In this time of rapidly evolving digital transformation, the ability to quickly identify and remediate problems has become more important than ever. In order to address this issue, Kintaba created IRConf, a conference dedicated to the discussion of effective incident response strategies. 

This conference is the first of its kind and is set to be held on April 1. IRConf features presentations from multiple vendors who specialize in this issue and create tools to offer organizations meaningful solutions.

“I think the big thing that’s really exciting to me is how quickly this conference came together,” said John Egan, CEO of Kintaba and a panel member at IRConf. “The ‘a-ha moment’ behind this was that there has to be a conference for the responders and the practitioners because these are the people who are already doing this day-to-day and need that community.”

He went on to explain that the purpose of this conference is to go beyond just the teams that are working directly with incident response in order to get the entirety of an organization involved. “It’s more about the holistic impact of incident management for organizations,” he said.  

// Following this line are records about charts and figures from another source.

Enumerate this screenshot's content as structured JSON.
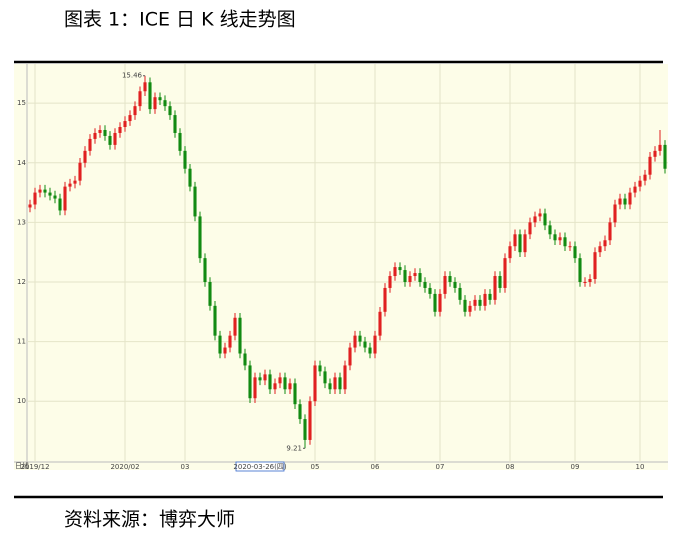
{
  "header": {
    "title": "图表 1：ICE 日 K 线走势图"
  },
  "footer": {
    "source": "资料来源：博弈大师"
  },
  "chart_data": {
    "type": "candlestick",
    "period_label": "日线",
    "up_color": "#e02020",
    "down_color": "#128a12",
    "ylim": [
      8.98,
      15.59
    ],
    "yticks": [
      10,
      11,
      12,
      13,
      14,
      15
    ],
    "grid": true,
    "xlim": [
      -0.6,
      127.6
    ],
    "xticks": [
      {
        "value": 1,
        "label": "2019/12"
      },
      {
        "value": 19,
        "label": "2020/02"
      },
      {
        "value": 31,
        "label": "03"
      },
      {
        "value": 57,
        "label": "05"
      },
      {
        "value": 69,
        "label": "06"
      },
      {
        "value": 82,
        "label": "07"
      },
      {
        "value": 96,
        "label": "08"
      },
      {
        "value": 109,
        "label": "09"
      },
      {
        "value": 122,
        "label": "10"
      }
    ],
    "crosshair": {
      "value": 46,
      "label": "2020-03-26(四)"
    },
    "high_mark": 15.46,
    "low_mark": 9.21,
    "open": [
      13.25,
      13.3,
      13.5,
      13.55,
      13.5,
      13.45,
      13.4,
      13.2,
      13.6,
      13.65,
      13.7,
      14.0,
      14.2,
      14.4,
      14.5,
      14.55,
      14.45,
      14.3,
      14.5,
      14.6,
      14.7,
      14.8,
      14.95,
      15.2,
      15.35,
      14.9,
      15.1,
      15.05,
      14.95,
      14.8,
      14.5,
      14.2,
      13.9,
      13.6,
      13.1,
      12.4,
      12.0,
      11.6,
      11.1,
      10.8,
      10.9,
      11.1,
      11.4,
      10.8,
      10.6,
      10.05,
      10.4,
      10.35,
      10.45,
      10.2,
      10.3,
      10.4,
      10.2,
      10.3,
      9.95,
      9.7,
      9.35,
      10.0,
      10.6,
      10.5,
      10.3,
      10.2,
      10.4,
      10.2,
      10.6,
      10.9,
      11.1,
      11.0,
      10.9,
      10.8,
      11.1,
      11.5,
      11.9,
      12.1,
      12.25,
      12.2,
      12.0,
      12.1,
      12.15,
      12.0,
      11.9,
      11.8,
      11.5,
      11.8,
      12.1,
      12.0,
      11.9,
      11.7,
      11.5,
      11.6,
      11.7,
      11.6,
      11.8,
      11.7,
      12.1,
      11.9,
      12.4,
      12.6,
      12.8,
      12.5,
      12.8,
      13.0,
      13.1,
      13.15,
      12.95,
      12.8,
      12.7,
      12.75,
      12.6,
      12.6,
      12.4,
      12.0,
      12.0,
      12.05,
      12.5,
      12.6,
      12.7,
      13.0,
      13.3,
      13.4,
      13.3,
      13.5,
      13.6,
      13.7,
      13.8,
      14.1,
      14.2,
      14.3
    ],
    "high": [
      13.38,
      13.58,
      13.63,
      13.63,
      13.58,
      13.53,
      13.48,
      13.68,
      13.73,
      13.78,
      14.08,
      14.28,
      14.48,
      14.58,
      14.63,
      14.63,
      14.53,
      14.58,
      14.68,
      14.78,
      14.88,
      15.03,
      15.28,
      15.46,
      15.43,
      15.18,
      15.18,
      15.13,
      15.03,
      14.88,
      14.58,
      14.28,
      13.98,
      13.68,
      13.18,
      12.48,
      12.08,
      11.68,
      11.18,
      10.98,
      11.18,
      11.48,
      11.48,
      10.88,
      10.68,
      10.48,
      10.48,
      10.53,
      10.53,
      10.38,
      10.48,
      10.48,
      10.38,
      10.38,
      10.03,
      9.78,
      10.08,
      10.68,
      10.68,
      10.58,
      10.38,
      10.48,
      10.48,
      10.68,
      10.98,
      11.18,
      11.18,
      11.08,
      10.98,
      11.18,
      11.58,
      11.98,
      12.18,
      12.33,
      12.33,
      12.28,
      12.18,
      12.23,
      12.23,
      12.08,
      11.98,
      11.88,
      11.88,
      12.18,
      12.18,
      12.08,
      11.98,
      11.78,
      11.68,
      11.78,
      11.78,
      11.88,
      11.88,
      12.18,
      12.18,
      12.48,
      12.68,
      12.88,
      12.88,
      12.88,
      13.08,
      13.18,
      13.23,
      13.23,
      13.03,
      12.88,
      12.83,
      12.83,
      12.68,
      12.68,
      12.48,
      12.08,
      12.13,
      12.58,
      12.68,
      12.78,
      13.08,
      13.38,
      13.48,
      13.48,
      13.58,
      13.68,
      13.78,
      13.88,
      14.18,
      14.28,
      14.55,
      14.38
    ],
    "low": [
      13.17,
      13.22,
      13.42,
      13.42,
      13.37,
      13.32,
      13.12,
      13.12,
      13.52,
      13.57,
      13.62,
      13.92,
      14.12,
      14.32,
      14.42,
      14.37,
      14.22,
      14.22,
      14.42,
      14.52,
      14.62,
      14.72,
      14.87,
      15.12,
      14.82,
      14.82,
      14.97,
      14.87,
      14.72,
      14.42,
      14.12,
      13.82,
      13.52,
      13.02,
      12.32,
      11.92,
      11.52,
      11.02,
      10.72,
      10.72,
      10.82,
      11.02,
      10.72,
      10.52,
      9.97,
      9.97,
      10.27,
      10.27,
      10.12,
      10.12,
      10.22,
      10.12,
      10.12,
      9.87,
      9.62,
      9.21,
      9.27,
      9.92,
      10.42,
      10.22,
      10.12,
      10.12,
      10.12,
      10.12,
      10.52,
      10.82,
      10.92,
      10.82,
      10.72,
      10.72,
      11.02,
      11.42,
      11.82,
      12.02,
      12.12,
      11.92,
      11.92,
      12.02,
      11.92,
      11.82,
      11.72,
      11.42,
      11.42,
      11.72,
      11.92,
      11.82,
      11.62,
      11.42,
      11.42,
      11.52,
      11.52,
      11.52,
      11.62,
      11.62,
      11.82,
      11.82,
      12.32,
      12.52,
      12.42,
      12.42,
      12.72,
      12.92,
      13.02,
      12.87,
      12.72,
      12.62,
      12.62,
      12.52,
      12.52,
      12.32,
      11.92,
      11.92,
      11.92,
      11.97,
      12.42,
      12.52,
      12.62,
      12.92,
      13.22,
      13.22,
      13.22,
      13.42,
      13.52,
      13.62,
      13.72,
      14.02,
      14.12,
      13.82
    ],
    "close": [
      13.3,
      13.5,
      13.55,
      13.5,
      13.45,
      13.4,
      13.2,
      13.6,
      13.65,
      13.7,
      14.0,
      14.2,
      14.4,
      14.5,
      14.55,
      14.45,
      14.3,
      14.5,
      14.6,
      14.7,
      14.8,
      14.95,
      15.2,
      15.35,
      14.9,
      15.1,
      15.05,
      14.95,
      14.8,
      14.5,
      14.2,
      13.9,
      13.6,
      13.1,
      12.4,
      12.0,
      11.6,
      11.1,
      10.8,
      10.9,
      11.1,
      11.4,
      10.8,
      10.6,
      10.05,
      10.4,
      10.35,
      10.45,
      10.2,
      10.3,
      10.4,
      10.2,
      10.3,
      9.95,
      9.7,
      9.35,
      10.0,
      10.6,
      10.5,
      10.3,
      10.2,
      10.4,
      10.2,
      10.6,
      10.9,
      11.1,
      11.0,
      10.9,
      10.8,
      11.1,
      11.5,
      11.9,
      12.1,
      12.25,
      12.2,
      12.0,
      12.1,
      12.15,
      12.0,
      11.9,
      11.8,
      11.5,
      11.8,
      12.1,
      12.0,
      11.9,
      11.7,
      11.5,
      11.6,
      11.7,
      11.6,
      11.8,
      11.7,
      12.1,
      11.9,
      12.4,
      12.6,
      12.8,
      12.5,
      12.8,
      13.0,
      13.1,
      13.15,
      12.95,
      12.8,
      12.7,
      12.75,
      12.6,
      12.6,
      12.4,
      12.0,
      12.0,
      12.05,
      12.5,
      12.6,
      12.7,
      13.0,
      13.3,
      13.4,
      13.3,
      13.5,
      13.6,
      13.7,
      13.8,
      14.1,
      14.2,
      14.3,
      13.9
    ]
  }
}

“I think the biggest problem in incident response is an inconsistent process across companies,” said Egan, “Incident management has only really existed as a formalized practice since maybe 2016… Since then, organizations have started to put bits of process into place but there are still a lot of question marks.” Egan explained that since the concept of incident response is still relatively new, many organizations are still struggling to determine what the best practices are and how to implement them to yield the best results. 

“I think what this industry is missing is consistency, and I think the reason it’s missing consistency… is because there really isn’t a community or an open line of communication across companies and practitioners to discuss how to do things right,” Egan said. 

He said that this lack of consistency became somewhat of a backbone for IRConf and a large reason why it was created in the first place. Egan explained that even if organizations bring in a product focused on responding to incidents, there are most likely going to be higher level questions that arise about how to build the best possible culture and process for incident management. “I really think that that is the piece that’s starting to come together, we’re beginning to have consistent best practices and sharing of those practices across organizations,” he said.

According to Egan, Kintaba is working to solve this problem of consistency and visibility in incident response by providing users with a set of features that encourage holistic visibility. “There’s a set of configurations that you can do that give you best practices straight away,” he explained. “So… you can go from having nothing documented…and move all the way over to one place where incidents are filed, one dashboard, a consistent record, an audit log of the resolution conversations, status, post mortems, all of that you get right out of the box with a self service system.”

Itiel Shwartz, CTO and co-founder of Komodor, said that the biggest issue he is seeing in incident response is a general lack of preparedness. “At the end of the day, no one really wants to have bad things happen to a system,” he said. “It’s usually going to catch most organizations off guard and they get surprised that the system is down… and I think the lack of thinking about the problems in advance is the biggest obstacle.”

Shwartz explained that when it comes to complex systems, it is not a matter of if something is going to go wrong, but rather, when. He said that knowing this and approaching these problems offensively rather than defensively will result in quicker remediation times. 

According to Shwartz, his session at IRConf will mainly cover the lack of preparedness currently being seen as well as ways to effectively solve this problem. “I’m going to look at a bare-boned Kubernetes application, I’m going to break it a little bit, and then I’m going to talk about the best way to understand different failures and errors,” he said.

He also explained that his session will cover what organizations need to do beforehand in order to ensure that when a system does crash, developers will have all of the data needed to solve the issue. Shwartz said, 

He said that Komodor can help many organizations solve this issue because the platform was made with years of indecent response and troubleshooting experience to back it up. “Even developers or DevOps that are not the most expert [in incident response] can solve these issues quite quickly because… we collect all of the data without them needing to do anything and the way we show it to them is very intuitive and easy,” Shwartz said. 

Anais Urlichs, another speaker at the conference and a developer advocate at Aqua Security, said that the biggest challenge for incident response that she has seen is receiving the right information at the right time in order to solve the problem quickly and correctly. 

“A lot of the time you have to filter through your resources to find the cause of the incident because you don’t have the right information,” she said. “A lot of time is usually spent just going through resources and figuring out what is actually causing the incident.”

She explained that Aqua Security is helping to solve this problem by working with open-source security tools to allow developers to gain further insights into the root cause of the issue within the system that is down. “[A lot of the time] We aren’t thinking about how we can utilize security tools to gain these insights… but because security tools are working to identify malicious behavior, they also will give additional insights into different workloads that will help you to debug problems,” Urlichs said. 

This integration of security tools into an SRE workflow is what Urlichs’ presentation at the conference will cover. In addition, she said that she will discuss different methods geared towards making the culture of SRE more security oriented while avoiding the creation of unnecessary silos. “A lot of the time you’ll have the security team and the SRE team and they will collaborate on some aspects but a lot of smaller businesses especially don’t have that privilege,” Urlichs explained.